LETTRES DE GEORGES TACONET A CAMILLE FLEURY (1915 –1917)
26 mars 1916
Mon cher Camille,
Merci très sincèrement de ta lettre du 22. Les détails de la mort de ce pauvre Benvesniste sont navrants. Je comprends que tu aies été touché par cette dernière marque d’amitié et je te répète la part très grande que je prends à ton chagrin.
J’ai reçu il y a trois ou quatre jours la fameuse lettre de Marie Thérèse avec adresse incomplète. Veux tu la remercier de ma part. Je vais écrire à Betsy pour la remercier de sa gentille carte.
Brusquement l’ordre de départ nous est arrivé cette nuit, puis, naturellement, contrordre. Mais nous devons partir demain matin. Où allons nous ? personne n’en sait rien. Les premiers temps cela paraît désagréable de rester ainsi dans l’ignorance, mais l’on se fait à tout et l’on suit même le mouvement avec une certaine indifférence. Le brusque départ n’indique d’ailleurs pas nécessairement un départ immédiat dans les tranchées – je comprends l’enthousiasme avec lequel tu as salué le Prince de Serbie. Le peuple Serbe a été tout simplement admirable. Aucun peuple ne s’est battu comme eux, et je crois que c’est un exemple unique dans l’Histoire.

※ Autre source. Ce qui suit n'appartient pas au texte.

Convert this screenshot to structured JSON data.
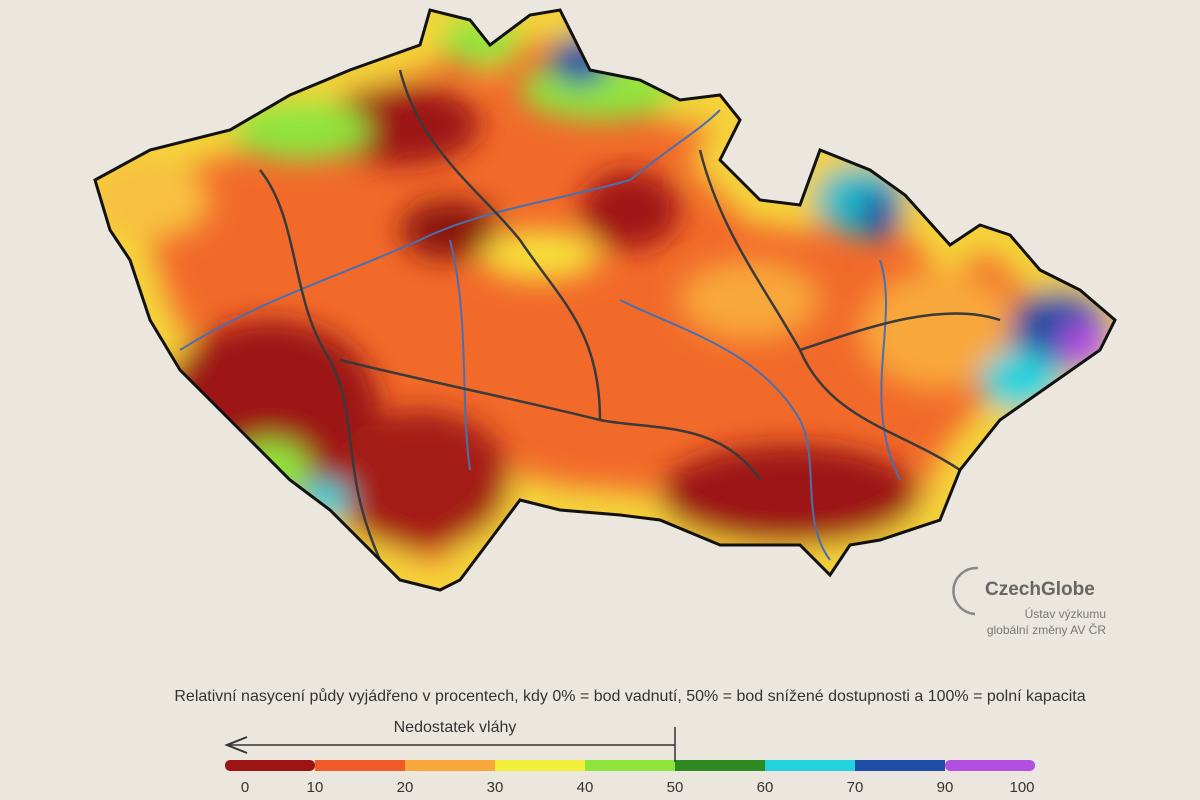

Je te remercie de la part que tu prends à mon bonheur. Déjà un mois de séparation. Yvonne fait preuve d’un très grand courage. L’amour nous soutient tous les deux et nous nous sentons forts. Tu m’excuseras mon cher Camille de t’écrire brièvement, je vais être pris par une séance (deux mots illisibles). Je vous embrasse tous trois bien affectueusement.
Georges Taconet
P.S. Bien content de savoir Marie Thérèse réellement mieux. J’espère apprendre prochainement qu’elle est tout à fait bien.